De nos jours, il est bien admis que ce n’est plus l’exploitation de l’homme par l’homme qui est à craindre, mais l’exclusion, individuelle ou collective. En effet, le paysage syndical algérien est sous les signes de tensions sociales face à une conjoncture économique inquiétante marquée par la cherté de la vie, où le pouvoir d’achat a diminué de près de 60%, selon les statistiques. En effet, les salaires et retraites, sont aujourd’hui, trop bas socialement et trop élevés économiquement pour les entreprises, voire même pour la puissance publique qui est l’Etat. La population active en Algérie est évaluée à 12 millions et un peu plus de 3 millions de retraités, dont la majorité a un revenu inférieur à 30 000 DA par mois et consacrent 80% en moyenne de leurs revenus à l’alimentation, soins médicaux, habillement et l’électroménagers.

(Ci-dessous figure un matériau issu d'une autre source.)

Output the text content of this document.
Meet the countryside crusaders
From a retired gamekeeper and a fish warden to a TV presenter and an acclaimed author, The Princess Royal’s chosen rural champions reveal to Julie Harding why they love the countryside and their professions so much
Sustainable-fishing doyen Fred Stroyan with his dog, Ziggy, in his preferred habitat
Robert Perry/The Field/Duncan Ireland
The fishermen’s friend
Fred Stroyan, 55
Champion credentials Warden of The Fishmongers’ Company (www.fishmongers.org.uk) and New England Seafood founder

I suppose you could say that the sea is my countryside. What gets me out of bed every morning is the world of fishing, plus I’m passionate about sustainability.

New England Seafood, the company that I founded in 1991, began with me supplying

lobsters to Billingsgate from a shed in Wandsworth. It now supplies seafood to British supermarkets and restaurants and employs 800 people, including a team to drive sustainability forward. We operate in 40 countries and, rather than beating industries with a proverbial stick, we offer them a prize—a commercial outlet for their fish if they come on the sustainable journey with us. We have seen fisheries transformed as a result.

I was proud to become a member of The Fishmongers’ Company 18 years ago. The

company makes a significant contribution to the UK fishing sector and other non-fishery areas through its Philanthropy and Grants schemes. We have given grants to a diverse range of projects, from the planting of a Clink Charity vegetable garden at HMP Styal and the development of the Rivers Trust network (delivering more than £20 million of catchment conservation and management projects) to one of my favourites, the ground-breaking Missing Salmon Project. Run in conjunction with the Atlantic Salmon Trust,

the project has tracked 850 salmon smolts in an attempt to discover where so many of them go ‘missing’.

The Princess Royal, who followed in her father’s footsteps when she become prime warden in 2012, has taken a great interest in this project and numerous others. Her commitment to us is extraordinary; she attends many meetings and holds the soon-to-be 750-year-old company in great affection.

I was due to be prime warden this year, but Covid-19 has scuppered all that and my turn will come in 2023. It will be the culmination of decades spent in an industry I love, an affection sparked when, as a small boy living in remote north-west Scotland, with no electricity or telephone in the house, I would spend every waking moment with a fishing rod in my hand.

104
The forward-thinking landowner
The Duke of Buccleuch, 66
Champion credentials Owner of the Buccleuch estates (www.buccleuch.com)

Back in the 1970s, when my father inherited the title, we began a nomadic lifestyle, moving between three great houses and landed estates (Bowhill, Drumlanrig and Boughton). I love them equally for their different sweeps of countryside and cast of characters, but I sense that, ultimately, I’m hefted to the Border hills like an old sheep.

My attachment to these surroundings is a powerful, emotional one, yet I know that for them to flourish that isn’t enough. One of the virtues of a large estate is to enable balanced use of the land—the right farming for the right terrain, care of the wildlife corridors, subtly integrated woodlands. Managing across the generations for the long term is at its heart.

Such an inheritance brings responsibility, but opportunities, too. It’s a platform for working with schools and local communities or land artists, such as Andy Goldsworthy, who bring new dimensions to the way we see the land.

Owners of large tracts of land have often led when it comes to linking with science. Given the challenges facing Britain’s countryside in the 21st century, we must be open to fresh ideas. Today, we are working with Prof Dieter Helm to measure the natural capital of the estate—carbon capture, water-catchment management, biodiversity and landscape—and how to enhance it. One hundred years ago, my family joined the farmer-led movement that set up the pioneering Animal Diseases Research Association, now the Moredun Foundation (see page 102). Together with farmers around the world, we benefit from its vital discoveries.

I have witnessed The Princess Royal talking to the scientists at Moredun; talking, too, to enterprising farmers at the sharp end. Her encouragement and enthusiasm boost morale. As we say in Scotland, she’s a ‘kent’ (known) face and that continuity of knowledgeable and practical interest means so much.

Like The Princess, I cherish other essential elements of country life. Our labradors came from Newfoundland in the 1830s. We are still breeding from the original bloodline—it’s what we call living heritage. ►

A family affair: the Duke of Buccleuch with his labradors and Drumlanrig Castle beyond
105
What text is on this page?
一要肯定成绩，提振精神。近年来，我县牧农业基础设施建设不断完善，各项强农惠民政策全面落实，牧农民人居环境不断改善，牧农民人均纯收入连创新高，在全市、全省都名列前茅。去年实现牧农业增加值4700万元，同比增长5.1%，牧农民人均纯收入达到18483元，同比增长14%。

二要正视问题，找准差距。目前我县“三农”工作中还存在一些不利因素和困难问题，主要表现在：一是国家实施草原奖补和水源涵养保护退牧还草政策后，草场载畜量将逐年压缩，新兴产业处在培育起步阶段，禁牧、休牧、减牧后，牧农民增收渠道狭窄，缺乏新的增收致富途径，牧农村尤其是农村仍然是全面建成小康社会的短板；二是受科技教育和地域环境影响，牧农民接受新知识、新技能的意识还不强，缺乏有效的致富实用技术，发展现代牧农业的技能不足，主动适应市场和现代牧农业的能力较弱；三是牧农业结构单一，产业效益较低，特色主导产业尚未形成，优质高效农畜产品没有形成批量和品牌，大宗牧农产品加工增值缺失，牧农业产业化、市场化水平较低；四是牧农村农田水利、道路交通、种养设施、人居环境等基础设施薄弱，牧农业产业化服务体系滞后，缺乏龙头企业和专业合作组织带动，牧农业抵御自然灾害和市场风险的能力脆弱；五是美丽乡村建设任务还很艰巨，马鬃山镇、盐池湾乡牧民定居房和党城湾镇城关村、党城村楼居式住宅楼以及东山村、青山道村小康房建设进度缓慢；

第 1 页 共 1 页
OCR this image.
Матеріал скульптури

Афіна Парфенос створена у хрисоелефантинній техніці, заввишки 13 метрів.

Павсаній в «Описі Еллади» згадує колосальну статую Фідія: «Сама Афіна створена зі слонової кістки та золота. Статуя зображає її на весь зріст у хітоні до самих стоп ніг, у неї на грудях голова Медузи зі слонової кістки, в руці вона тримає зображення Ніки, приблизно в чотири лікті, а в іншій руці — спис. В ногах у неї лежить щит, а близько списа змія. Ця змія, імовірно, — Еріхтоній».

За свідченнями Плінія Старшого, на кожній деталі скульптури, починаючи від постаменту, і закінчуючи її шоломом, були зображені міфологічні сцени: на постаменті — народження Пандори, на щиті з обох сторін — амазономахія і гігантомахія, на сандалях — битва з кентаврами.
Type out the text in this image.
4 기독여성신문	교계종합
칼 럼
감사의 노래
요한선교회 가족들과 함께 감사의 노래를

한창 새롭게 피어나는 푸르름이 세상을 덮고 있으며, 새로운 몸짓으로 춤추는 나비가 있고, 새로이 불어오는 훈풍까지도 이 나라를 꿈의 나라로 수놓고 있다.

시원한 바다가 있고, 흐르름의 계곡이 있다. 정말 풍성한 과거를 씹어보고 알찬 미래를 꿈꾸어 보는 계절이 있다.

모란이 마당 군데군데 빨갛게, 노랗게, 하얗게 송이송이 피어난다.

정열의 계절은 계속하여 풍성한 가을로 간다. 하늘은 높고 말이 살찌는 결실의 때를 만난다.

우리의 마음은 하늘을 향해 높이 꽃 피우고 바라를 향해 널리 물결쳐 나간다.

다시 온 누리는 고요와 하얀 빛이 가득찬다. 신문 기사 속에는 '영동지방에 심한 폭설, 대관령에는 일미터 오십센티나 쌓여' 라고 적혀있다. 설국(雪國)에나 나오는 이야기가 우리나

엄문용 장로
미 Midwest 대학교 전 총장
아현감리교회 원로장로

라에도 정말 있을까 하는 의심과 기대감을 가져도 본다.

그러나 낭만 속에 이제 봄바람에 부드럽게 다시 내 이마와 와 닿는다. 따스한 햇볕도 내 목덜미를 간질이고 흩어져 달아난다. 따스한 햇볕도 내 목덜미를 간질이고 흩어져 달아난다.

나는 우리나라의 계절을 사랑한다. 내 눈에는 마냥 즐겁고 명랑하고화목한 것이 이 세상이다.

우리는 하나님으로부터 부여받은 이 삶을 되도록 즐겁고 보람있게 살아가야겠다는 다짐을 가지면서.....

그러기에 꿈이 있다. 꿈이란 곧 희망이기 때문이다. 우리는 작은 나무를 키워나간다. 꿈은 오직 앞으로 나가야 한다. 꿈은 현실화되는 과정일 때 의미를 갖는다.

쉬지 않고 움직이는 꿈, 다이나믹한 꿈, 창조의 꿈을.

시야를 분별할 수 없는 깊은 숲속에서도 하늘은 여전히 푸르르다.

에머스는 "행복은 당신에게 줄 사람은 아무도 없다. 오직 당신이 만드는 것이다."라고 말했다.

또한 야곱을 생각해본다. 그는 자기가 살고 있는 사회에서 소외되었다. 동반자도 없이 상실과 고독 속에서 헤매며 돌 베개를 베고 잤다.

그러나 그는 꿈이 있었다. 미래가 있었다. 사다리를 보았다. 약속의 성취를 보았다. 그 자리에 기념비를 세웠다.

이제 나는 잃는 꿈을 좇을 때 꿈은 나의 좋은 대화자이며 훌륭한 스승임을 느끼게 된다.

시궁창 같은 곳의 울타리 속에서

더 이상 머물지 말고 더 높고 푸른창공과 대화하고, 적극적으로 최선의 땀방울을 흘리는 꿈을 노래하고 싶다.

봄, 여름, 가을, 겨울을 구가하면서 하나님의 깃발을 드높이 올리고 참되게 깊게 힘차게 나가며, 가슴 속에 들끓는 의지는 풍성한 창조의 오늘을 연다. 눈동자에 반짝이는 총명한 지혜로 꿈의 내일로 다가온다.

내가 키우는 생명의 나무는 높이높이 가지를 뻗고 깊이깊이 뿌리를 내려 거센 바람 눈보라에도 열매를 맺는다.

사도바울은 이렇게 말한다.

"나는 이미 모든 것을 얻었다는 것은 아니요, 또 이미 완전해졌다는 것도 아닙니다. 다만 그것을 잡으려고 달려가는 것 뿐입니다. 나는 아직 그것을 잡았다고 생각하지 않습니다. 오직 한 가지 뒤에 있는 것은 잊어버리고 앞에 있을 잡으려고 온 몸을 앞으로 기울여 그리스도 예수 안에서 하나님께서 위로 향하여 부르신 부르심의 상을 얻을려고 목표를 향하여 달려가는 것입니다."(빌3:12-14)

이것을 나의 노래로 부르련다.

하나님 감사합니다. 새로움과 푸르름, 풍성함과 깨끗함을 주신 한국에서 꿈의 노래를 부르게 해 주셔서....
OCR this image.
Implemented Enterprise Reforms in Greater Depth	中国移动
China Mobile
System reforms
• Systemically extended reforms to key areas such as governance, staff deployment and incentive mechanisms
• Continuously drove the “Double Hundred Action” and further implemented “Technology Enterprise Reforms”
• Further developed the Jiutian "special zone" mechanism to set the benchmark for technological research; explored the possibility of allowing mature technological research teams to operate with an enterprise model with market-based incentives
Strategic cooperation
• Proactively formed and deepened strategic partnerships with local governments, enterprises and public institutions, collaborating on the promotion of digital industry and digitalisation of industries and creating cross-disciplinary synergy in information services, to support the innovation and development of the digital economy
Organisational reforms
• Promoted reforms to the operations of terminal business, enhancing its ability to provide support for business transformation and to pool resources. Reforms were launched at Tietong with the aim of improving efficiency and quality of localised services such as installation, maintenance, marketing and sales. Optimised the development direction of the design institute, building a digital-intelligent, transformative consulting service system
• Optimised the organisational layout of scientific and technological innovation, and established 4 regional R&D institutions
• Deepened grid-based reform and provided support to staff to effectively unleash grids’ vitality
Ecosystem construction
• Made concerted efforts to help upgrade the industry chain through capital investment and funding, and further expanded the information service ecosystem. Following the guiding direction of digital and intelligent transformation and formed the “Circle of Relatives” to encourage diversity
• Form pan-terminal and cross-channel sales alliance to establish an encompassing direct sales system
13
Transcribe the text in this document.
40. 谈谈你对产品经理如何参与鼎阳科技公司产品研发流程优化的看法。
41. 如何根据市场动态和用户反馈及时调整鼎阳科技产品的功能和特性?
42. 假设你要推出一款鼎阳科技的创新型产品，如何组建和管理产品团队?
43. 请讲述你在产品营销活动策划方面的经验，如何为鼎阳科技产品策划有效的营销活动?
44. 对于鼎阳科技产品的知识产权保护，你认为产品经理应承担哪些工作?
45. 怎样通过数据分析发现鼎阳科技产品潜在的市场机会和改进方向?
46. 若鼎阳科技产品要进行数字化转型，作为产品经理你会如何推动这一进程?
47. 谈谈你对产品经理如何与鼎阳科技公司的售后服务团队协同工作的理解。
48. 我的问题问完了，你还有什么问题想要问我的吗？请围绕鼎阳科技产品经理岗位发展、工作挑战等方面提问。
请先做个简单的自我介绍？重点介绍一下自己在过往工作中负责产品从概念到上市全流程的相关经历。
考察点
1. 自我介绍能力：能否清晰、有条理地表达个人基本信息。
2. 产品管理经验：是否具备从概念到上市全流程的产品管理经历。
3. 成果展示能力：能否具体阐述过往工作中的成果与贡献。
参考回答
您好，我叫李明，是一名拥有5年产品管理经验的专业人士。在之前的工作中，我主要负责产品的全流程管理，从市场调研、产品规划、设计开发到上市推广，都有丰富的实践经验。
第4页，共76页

Dans les pays démocratiques, les citoyens et les organisations syndicales et professionnelles jouissent généralement du droit à plus de libertés syndicales et d’expression, notamment de discuter du système social, économique et politique. Rien dans ces pays ne peut échapper au débat contradictoire. Cela n’empêche pas que ces pays de demeurer stables et de vivre dans une harmonie économique et sociale. L’une des règles d’or de ces pays, symbole de richesses et d’évolution des sociétés dans le monde où les enjeux économiques sont davantage construits autour des ressources humaines et des intelligences.

Brièvement, l’origine du 1er Mai remonte à 1886, lorsque des ouvriers américains, tout particulièrement à Chicago, se sont mis en grève générale pour demander entre autres la réduction de leur temps de travail. L’initiative a dégénéré en affrontements et a coûté la vie à plusieurs ouvriers. En effet, cette grève laissera des traces douloureuses, mais les grévistes seront toutefois entendus dans leurs revendications. Ainsi, le 1er Mai est un des événements les plus déterminants dans l’histoire du monde du travail qui fut une grande date dans le processus du mouvement ouvrier dans le monde. 

En effet, le mouvement ouvrier international a alors décidé en 1889 de faire du 1er Mai une journée revendicative internationale, avec pour objets centraux la question du temps de travail et la journée de 8 heures. Le 1er Mai célébré en tant que tel date de 1890.

L’histoire du mouvement ouvrier en Algérie, en bref

Pour contrecarrer la CGT, une commission syndicale (ouvrière) avait été créée au sein du MTLD sous la présidence de l’ancien cégétiste et nationaliste Aïssat Idir, premier secrétaire général de l’UGTA. Dans les années 1950, le Mouvement syndical algérien a atteint le terme de son évolution avec la création, en 1954, de l’Union générale des syndicats algériens (UGSA), d’une part, et la création, en 1956, de l’Union générale des travailleurs algériens (UGTA), d’autre part. Les militants de l’UGTA ou même ceux de l’UGSA, contraints eux aussi à l’activité clandestine, vont connaître plus de répression. Beaucoup ont connu l’emprisonnement, la torture et même la liquidation physique comme cela a été le cas pour Aïssat Idir.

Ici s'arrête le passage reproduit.